Mithilfe der in der Dissertation durchgeführten thematischen Analyse von Arnolds Gedichten und der präzisen Fassung ihres gedanklichen Gehalts werden die beschriebenen Widersprüche aufgelöst. So wird nachgewiesen, dass sich Arnold in seiner Dichtung ausdifferenziert und aus unterschiedlichen Blickwinkeln mit dem Phänomen der Beschleunigung der Lebensgeschwindigkeit auseinandersetzt, indem er sowohl Ursachen und Ausprägungen als auch Auswirkungen und Vorschläge zur Lösung dieser Problematik dichterisch beleuchtet. Hiermit wird deutlich, dass Arnold klarsichtig ein ganz zentrales Charakteristikum der viktorianischen Epoche erkennt und analysiert, ist diese Zeit doch gerade durch rasante Veränderungen auf den verschiedensten Gebieten menschlichen Lebens und deren vielfältige psychische Auswirkungen gekennzeichnet. Zudem wird über den Vergleich der Gedanken des dichterischen mit denen des kritischen Werkes die deutliche Kontinuität zwischen diesen Teilbereichen von Arnolds Werk hervorgehoben.

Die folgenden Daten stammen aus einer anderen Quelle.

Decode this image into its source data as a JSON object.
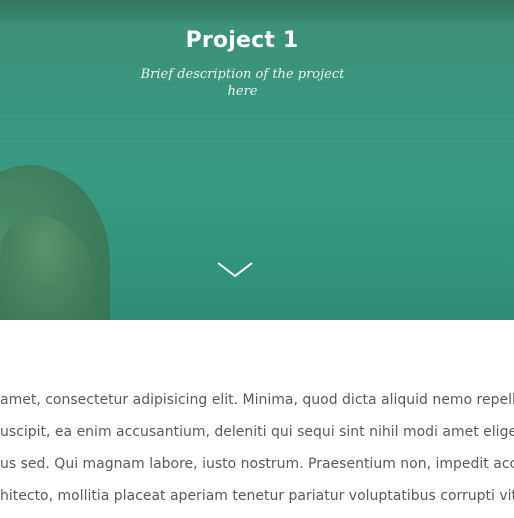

Neben der thematischen Untersuchung der Gedichte und der Bezugnahme auf das kritische Werk wird auch die aktuelle soziologische Forschung berücksichtigt, insbesondere Hartmut Rosas Studie "Beschleunigung – Die Veränderung der Zeitstrukturen in der Moderne", in der Rosa das Phänomen der Beschleunigung der Lebensgeschwindigkeit als konstitutive Grunderfahrung der Moderne sowie der Spätmoderne versteht. Nicht nur die thematische Aktualität sondern auch grundsätzliche Parallelen der Argumentation in Arnolds Dichtung und der modernen soziologischen Forschung werden zur Erklärung der Tatsache herangezogen, dass immer wieder „(...) something very modern about Arnold (...)“ oder auch „(…) Matthew Arnold’s ‘surprising’ relevance to contemporary issues“ bemerkt wird.